Bandung bjb Tandamata gagal menutup Seri Pontianak pada putaran pertama babak reguler Proliga 2026 dengan kemenangan. Mereka harus mengakui keunggulan Jakarta Popsivo Polwan dengan skor 1–3 pada Minggu (11/1/2026).
Hasil tersebut menjadi kekalahan pertama Bandung bjb Tandamata di seri ini. Sebelumnya, mereka mengawali kompetisi dengan kemenangan atas Jakarta Livin Mandiri.
Pelatih Bandung bjb Tandamata, Risco Herlambang Matulessy, menilai kekalahan tersebut dipengaruhi oleh permainan tim yang tidak berkembang. Menurutnya, hasil ini akan menjadi bahan evaluasi penting untuk menghadapi laga-laga berikutnya.
Sebenarnya saya yakin dan optimis. Tapi di pertandingan ceritanya bisa berbeda. Ini baru permulaan. Alhamdulillah kemarin kami menang melawan Livin, dan hari ini harus mengakui keunggulan Popsivo, ujar Risco.
Ia juga menyinggung faktor non-teknis saat menghadapi tim tuan rumah. Meski demikian, Risco menilai secara teknis kekuatan kedua tim tidak jauh berbeda.
Kalau menghadapi tuan rumah memang sedikit berat dari sisi non-teknis. Namun dari segi teknik permainan, menurut saya tidak terlalu jauh berbeda. Mudah-mudahan ke depan kami bisa memperbaikinya, tambahnya.

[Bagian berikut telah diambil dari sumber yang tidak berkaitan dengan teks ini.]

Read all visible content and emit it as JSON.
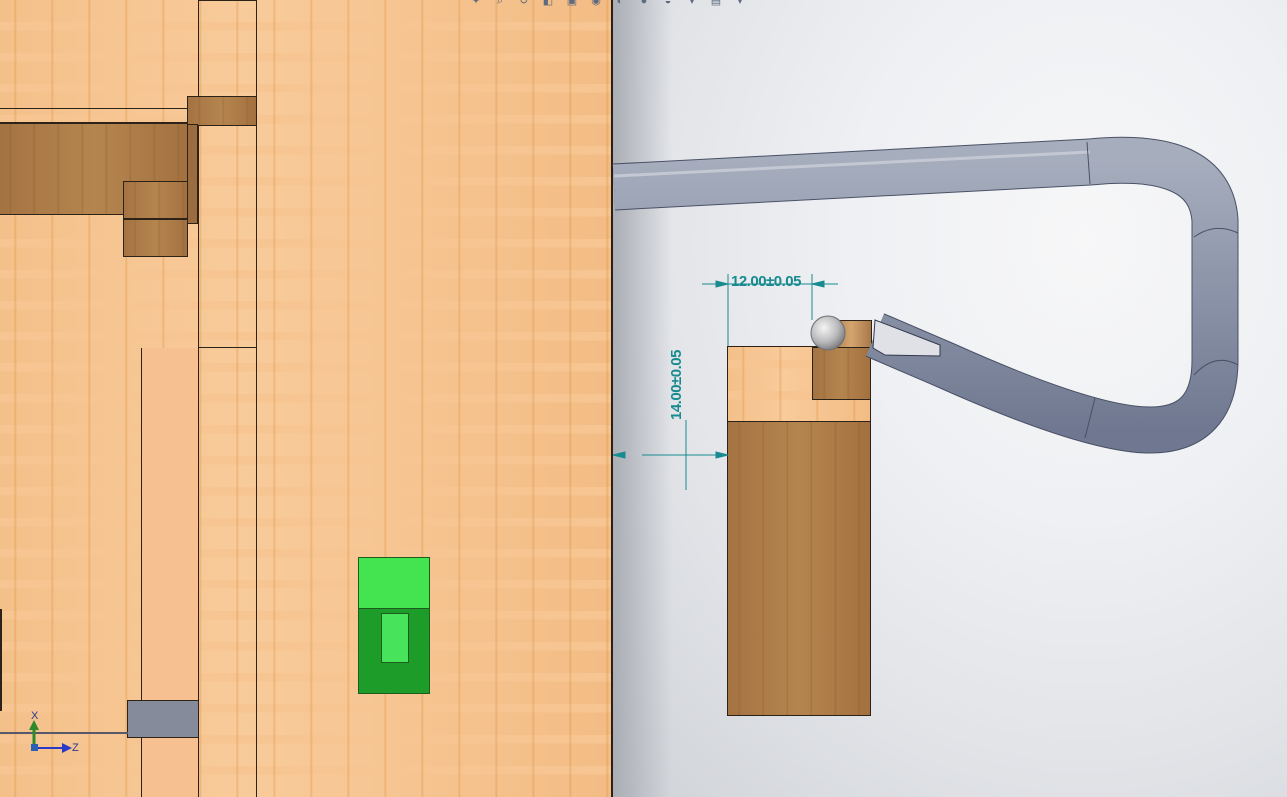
{
  "app": {
    "name": "CAD 3D viewport"
  },
  "toolbar": {
    "icons": [
      "zoom-to-fit-icon",
      "zoom-area-icon",
      "previous-view-icon",
      "section-view-icon",
      "view-orientation-icon",
      "display-style-icon",
      "hide-show-icon",
      "appearance-icon",
      "scene-icon",
      "view-settings-icon",
      "monitor-icon",
      "dropdown-arrow-icon"
    ]
  },
  "dimensions": {
    "horizontal": "12.00±0.05",
    "vertical": "14.00±0.05"
  },
  "triad": {
    "axis_up": "X",
    "axis_right": "Z"
  },
  "colors": {
    "dimension": "#178b8f",
    "tube": "#8f98ab",
    "wood_light": "#f6c591",
    "wood_dark": "#a9794a",
    "green_part": "#3fe14d",
    "triad_x": "#2c8a2c",
    "triad_z": "#2b39c9"
  }
}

Permainan Tidak Berkembang
Bandung bjb Tandamata sejatinya mengawali pertandingan dengan cukup baik pada awal set pertama. Namun, sejumlah kesalahan berhasil dimanfaatkan lawan untuk menguasai permainan dan menutup set pertama dengan skor telak 25–12.
Permainan kami benar-benar tidak jalan, terutama dari side out. Artinya, dari awal menyerang kami sudah tidak berjalan, ungkap Risco.

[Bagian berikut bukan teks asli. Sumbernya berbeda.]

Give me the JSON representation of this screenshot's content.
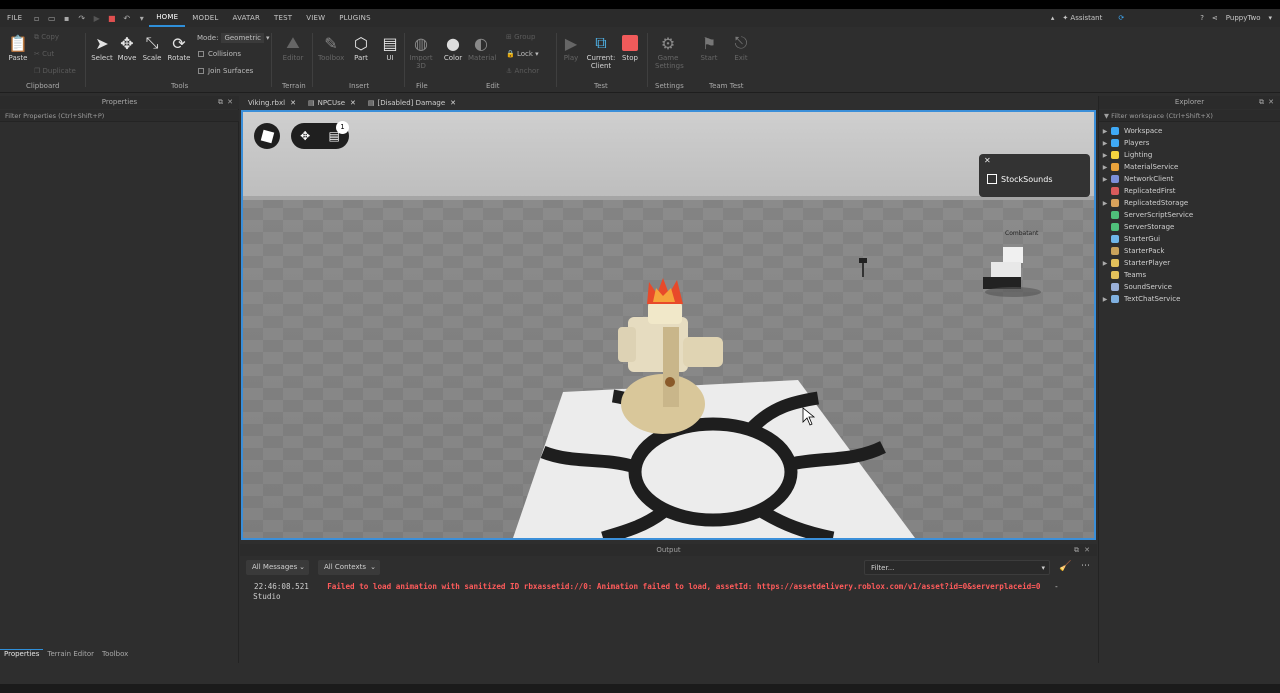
{
  "menu": {
    "file": "FILE",
    "tabs": [
      "HOME",
      "MODEL",
      "AVATAR",
      "TEST",
      "VIEW",
      "PLUGINS"
    ],
    "assistant": "Assistant",
    "user": "PuppyTwo"
  },
  "ribbon": {
    "paste": "Paste",
    "clipboard": "Clipboard",
    "select": "Select",
    "move": "Move",
    "scale": "Scale",
    "rotate": "Rotate",
    "mode_label": "Mode:",
    "mode_value": "Geometric",
    "collisions": "Collisions",
    "join_surfaces": "Join Surfaces",
    "tools": "Tools",
    "terrain": "Terrain",
    "part": "Part",
    "ui": "UI",
    "insert": "Insert",
    "color": "Color",
    "file_group": "File",
    "lock": "Lock",
    "edit": "Edit",
    "current": "Current:",
    "client": "Client",
    "stop": "Stop",
    "test": "Test",
    "settings": "Settings",
    "team_test": "Team Test"
  },
  "properties": {
    "title": "Properties",
    "filter": "Filter Properties (Ctrl+Shift+P)"
  },
  "doc_tabs": [
    {
      "label": "Viking.rbxl"
    },
    {
      "label": "NPCUse"
    },
    {
      "label": "[Disabled] Damage"
    }
  ],
  "viewport": {
    "stock_sounds": "StockSounds",
    "combatant": "Combatant",
    "badge": "1"
  },
  "output": {
    "title": "Output",
    "all_messages": "All Messages",
    "all_contexts": "All Contexts",
    "filter": "Filter...",
    "timestamp": "22:46:08.521",
    "error": "Failed to load animation with sanitized ID rbxassetid://0: Animation failed to load, assetId: https://assetdelivery.roblox.com/v1/asset?id=0&serverplaceid=0",
    "source": "Studio"
  },
  "explorer": {
    "title": "Explorer",
    "filter": "Filter workspace (Ctrl+Shift+X)",
    "items": [
      {
        "label": "Workspace",
        "color": "#3fa9f5",
        "exp": true
      },
      {
        "label": "Players",
        "color": "#3fa9f5",
        "exp": true
      },
      {
        "label": "Lighting",
        "color": "#f5d33f",
        "exp": true
      },
      {
        "label": "MaterialService",
        "color": "#e9a23b",
        "exp": true
      },
      {
        "label": "NetworkClient",
        "color": "#7b8fd9",
        "exp": true
      },
      {
        "label": "ReplicatedFirst",
        "color": "#d95b5b",
        "exp": false
      },
      {
        "label": "ReplicatedStorage",
        "color": "#d9a25b",
        "exp": true
      },
      {
        "label": "ServerScriptService",
        "color": "#4fbf7a",
        "exp": false
      },
      {
        "label": "ServerStorage",
        "color": "#4fbf7a",
        "exp": false
      },
      {
        "label": "StarterGui",
        "color": "#6fb6e9",
        "exp": false
      },
      {
        "label": "StarterPack",
        "color": "#c9a35b",
        "exp": false
      },
      {
        "label": "StarterPlayer",
        "color": "#e3c15b",
        "exp": true
      },
      {
        "label": "Teams",
        "color": "#e3c15b",
        "exp": false
      },
      {
        "label": "SoundService",
        "color": "#9ab0d9",
        "exp": false
      },
      {
        "label": "TextChatService",
        "color": "#7fb0e0",
        "exp": true
      }
    ]
  },
  "bottom_tabs": [
    "Properties",
    "Terrain Editor",
    "Toolbox"
  ]
}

Ia mengakui performa apik Popsivo, terutama dalam receive dan pertahanan, membuat upaya timnya kerap menemui kegagalan.
Receive Popsivo berjalan baik, begitu juga pertahanan Tuna55, sehingga usaha kami sering gagal, lanjutnya.
Sempat Membaik
Performa Bandung bjb Tandamata sempat membaik pada set kedua. Pertandingan berlangsung ketat hingga akhirnya mereka mampu menyamakan kedudukan menjadi 1–1 setelah menang 26–24.
Namun, memasuki set ketiga, permainan Bandung bjb Tandamata kembali menurun. Jakarta Popsivo Polwan memanfaatkan kondisi tersebut untuk menang 25–19 dan berbalik unggul 2–1.
Situasi serupa berlanjut pada set keempat yang menjadi penentu kemenangan Popsivo. Bandung bjb Tandamata harus menyerah dengan skor 18–25.
Permainan kami sama seperti di set pertama, tidak jalan. Mulai dari receive, defense, semuanya tidak berjalan, dan kami masih sering melakukan kesalahan sendiri, pungkas Risco.